The Federal Aviation Administration has reassigned three senior managers from its Dallas-area Southwest Airlines oversight office in the wake of a safety enforcement investigation.
The inspector general’s office for the U.S. Department of Transportation has for many months been looking into allegations by federal whistleblowers of hazardous landings, lapsed maintenance documentation and inconsistent calculation of baggage weights on Southwest aircraft, according to a Wall Street Journal story.
Unnamed sources told the Journal an office manager and two of his employees responsible for operations and maintenance had retaliated against whistleblowing safety inspectors, the story said. Sources said whistleblower complaints had created friction in the Southwest office.
The Federal Aviation Administration began looking at baggage weight reporting in February, the Journal reported, and several other congressional investigations into Southwest operations have been launched.
The FAA investigation documents showed significant and systemic weight miscalculations. In several cases Southwest aircraft took off carrying more than 1,000 pounds of baggage above what the airline reported, the story said.

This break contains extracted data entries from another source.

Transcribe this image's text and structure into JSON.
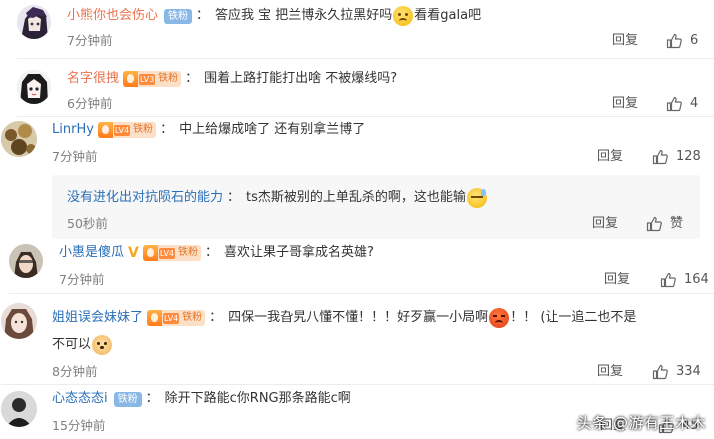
{
  "colors": {
    "username_orange": "#eb7350",
    "username_blue": "#2a6fb8",
    "time_grey": "#808080",
    "iron_badge": "#8ab8e6"
  },
  "comments": [
    {
      "username": "小熊你也会伤心",
      "badge": "铁粉",
      "text_a": "答应我 宝 把兰博永久拉黑好吗",
      "emoji_a": "sad-emoji",
      "text_b": " 看看gala吧",
      "time": "7分钟前",
      "reply": "回复",
      "likes": "6"
    },
    {
      "username": "名字很拽",
      "badge_level": "LV3",
      "badge": "铁粉",
      "text": "围着上路打能打出啥 不被爆线吗?",
      "time": "6分钟前",
      "reply": "回复",
      "likes": "4"
    },
    {
      "username": "LinrHy",
      "badge_level": "LV4",
      "badge": "铁粉",
      "text": "中上给爆成啥了 还有别拿兰博了",
      "time": "7分钟前",
      "reply": "回复",
      "likes": "128"
    },
    {
      "username": "没有进化出对抗陨石的能力",
      "text": "ts杰斯被别的上单乱杀的啊，这也能输",
      "emoji": "sweat-emoji",
      "time": "50秒前",
      "reply": "回复",
      "likes": "赞",
      "is_sub_reply": true
    },
    {
      "username": "小惠是傻瓜",
      "badge_level": "LV4",
      "badge": "铁粉",
      "text": "喜欢让果子哥拿成名英雄?",
      "time": "7分钟前",
      "reply": "回复",
      "likes": "164"
    },
    {
      "username": "姐姐误会妹妹了",
      "badge_level": "LV4",
      "badge": "铁粉",
      "text_a": "四保一我旮旯八懂不懂！！！好歹赢一小局啊",
      "emoji_a": "angry-emoji",
      "text_b": "！！  (让一追二也不是",
      "line2": "不可以",
      "emoji_b": "dog-emoji",
      "time": "8分钟前",
      "reply": "回复",
      "likes": "334"
    },
    {
      "username": "心态态态i",
      "badge": "铁粉",
      "text": "除开下路能c你RNG那条路能c啊",
      "time": "15分钟前",
      "reply": "回复",
      "likes": "45"
    }
  ],
  "watermark": {
    "text": "头条 @游有王木木"
  }
}
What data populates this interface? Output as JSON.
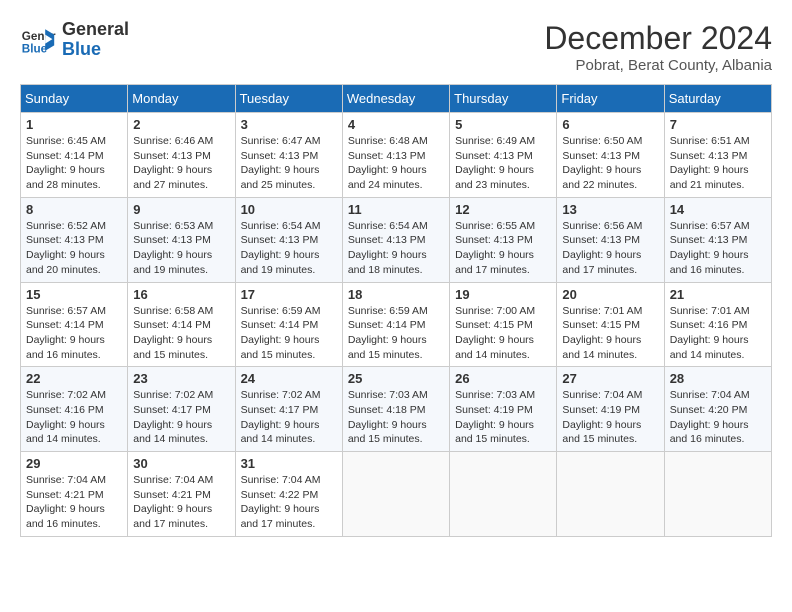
{
  "logo": {
    "text_general": "General",
    "text_blue": "Blue"
  },
  "title": "December 2024",
  "location": "Pobrat, Berat County, Albania",
  "weekdays": [
    "Sunday",
    "Monday",
    "Tuesday",
    "Wednesday",
    "Thursday",
    "Friday",
    "Saturday"
  ],
  "weeks": [
    [
      {
        "day": "1",
        "sunrise": "6:45 AM",
        "sunset": "4:14 PM",
        "daylight": "9 hours and 28 minutes."
      },
      {
        "day": "2",
        "sunrise": "6:46 AM",
        "sunset": "4:13 PM",
        "daylight": "9 hours and 27 minutes."
      },
      {
        "day": "3",
        "sunrise": "6:47 AM",
        "sunset": "4:13 PM",
        "daylight": "9 hours and 25 minutes."
      },
      {
        "day": "4",
        "sunrise": "6:48 AM",
        "sunset": "4:13 PM",
        "daylight": "9 hours and 24 minutes."
      },
      {
        "day": "5",
        "sunrise": "6:49 AM",
        "sunset": "4:13 PM",
        "daylight": "9 hours and 23 minutes."
      },
      {
        "day": "6",
        "sunrise": "6:50 AM",
        "sunset": "4:13 PM",
        "daylight": "9 hours and 22 minutes."
      },
      {
        "day": "7",
        "sunrise": "6:51 AM",
        "sunset": "4:13 PM",
        "daylight": "9 hours and 21 minutes."
      }
    ],
    [
      {
        "day": "8",
        "sunrise": "6:52 AM",
        "sunset": "4:13 PM",
        "daylight": "9 hours and 20 minutes."
      },
      {
        "day": "9",
        "sunrise": "6:53 AM",
        "sunset": "4:13 PM",
        "daylight": "9 hours and 19 minutes."
      },
      {
        "day": "10",
        "sunrise": "6:54 AM",
        "sunset": "4:13 PM",
        "daylight": "9 hours and 19 minutes."
      },
      {
        "day": "11",
        "sunrise": "6:54 AM",
        "sunset": "4:13 PM",
        "daylight": "9 hours and 18 minutes."
      },
      {
        "day": "12",
        "sunrise": "6:55 AM",
        "sunset": "4:13 PM",
        "daylight": "9 hours and 17 minutes."
      },
      {
        "day": "13",
        "sunrise": "6:56 AM",
        "sunset": "4:13 PM",
        "daylight": "9 hours and 17 minutes."
      },
      {
        "day": "14",
        "sunrise": "6:57 AM",
        "sunset": "4:13 PM",
        "daylight": "9 hours and 16 minutes."
      }
    ],
    [
      {
        "day": "15",
        "sunrise": "6:57 AM",
        "sunset": "4:14 PM",
        "daylight": "9 hours and 16 minutes."
      },
      {
        "day": "16",
        "sunrise": "6:58 AM",
        "sunset": "4:14 PM",
        "daylight": "9 hours and 15 minutes."
      },
      {
        "day": "17",
        "sunrise": "6:59 AM",
        "sunset": "4:14 PM",
        "daylight": "9 hours and 15 minutes."
      },
      {
        "day": "18",
        "sunrise": "6:59 AM",
        "sunset": "4:14 PM",
        "daylight": "9 hours and 15 minutes."
      },
      {
        "day": "19",
        "sunrise": "7:00 AM",
        "sunset": "4:15 PM",
        "daylight": "9 hours and 14 minutes."
      },
      {
        "day": "20",
        "sunrise": "7:01 AM",
        "sunset": "4:15 PM",
        "daylight": "9 hours and 14 minutes."
      },
      {
        "day": "21",
        "sunrise": "7:01 AM",
        "sunset": "4:16 PM",
        "daylight": "9 hours and 14 minutes."
      }
    ],
    [
      {
        "day": "22",
        "sunrise": "7:02 AM",
        "sunset": "4:16 PM",
        "daylight": "9 hours and 14 minutes."
      },
      {
        "day": "23",
        "sunrise": "7:02 AM",
        "sunset": "4:17 PM",
        "daylight": "9 hours and 14 minutes."
      },
      {
        "day": "24",
        "sunrise": "7:02 AM",
        "sunset": "4:17 PM",
        "daylight": "9 hours and 14 minutes."
      },
      {
        "day": "25",
        "sunrise": "7:03 AM",
        "sunset": "4:18 PM",
        "daylight": "9 hours and 15 minutes."
      },
      {
        "day": "26",
        "sunrise": "7:03 AM",
        "sunset": "4:19 PM",
        "daylight": "9 hours and 15 minutes."
      },
      {
        "day": "27",
        "sunrise": "7:04 AM",
        "sunset": "4:19 PM",
        "daylight": "9 hours and 15 minutes."
      },
      {
        "day": "28",
        "sunrise": "7:04 AM",
        "sunset": "4:20 PM",
        "daylight": "9 hours and 16 minutes."
      }
    ],
    [
      {
        "day": "29",
        "sunrise": "7:04 AM",
        "sunset": "4:21 PM",
        "daylight": "9 hours and 16 minutes."
      },
      {
        "day": "30",
        "sunrise": "7:04 AM",
        "sunset": "4:21 PM",
        "daylight": "9 hours and 17 minutes."
      },
      {
        "day": "31",
        "sunrise": "7:04 AM",
        "sunset": "4:22 PM",
        "daylight": "9 hours and 17 minutes."
      },
      null,
      null,
      null,
      null
    ]
  ]
}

Southwest has said its baggage calculation system poses little risk to passengers.
The Professional Aviation Safety Specialists, the AFL-CIO union representing safety inspectors nationwide, has complained to the FAA and congressional staffers about alleged retaliation against inspectors, sources told the Journal.
The inspector general is expected to issue its report on FAA oversight of Southwest in early 2020, the story said.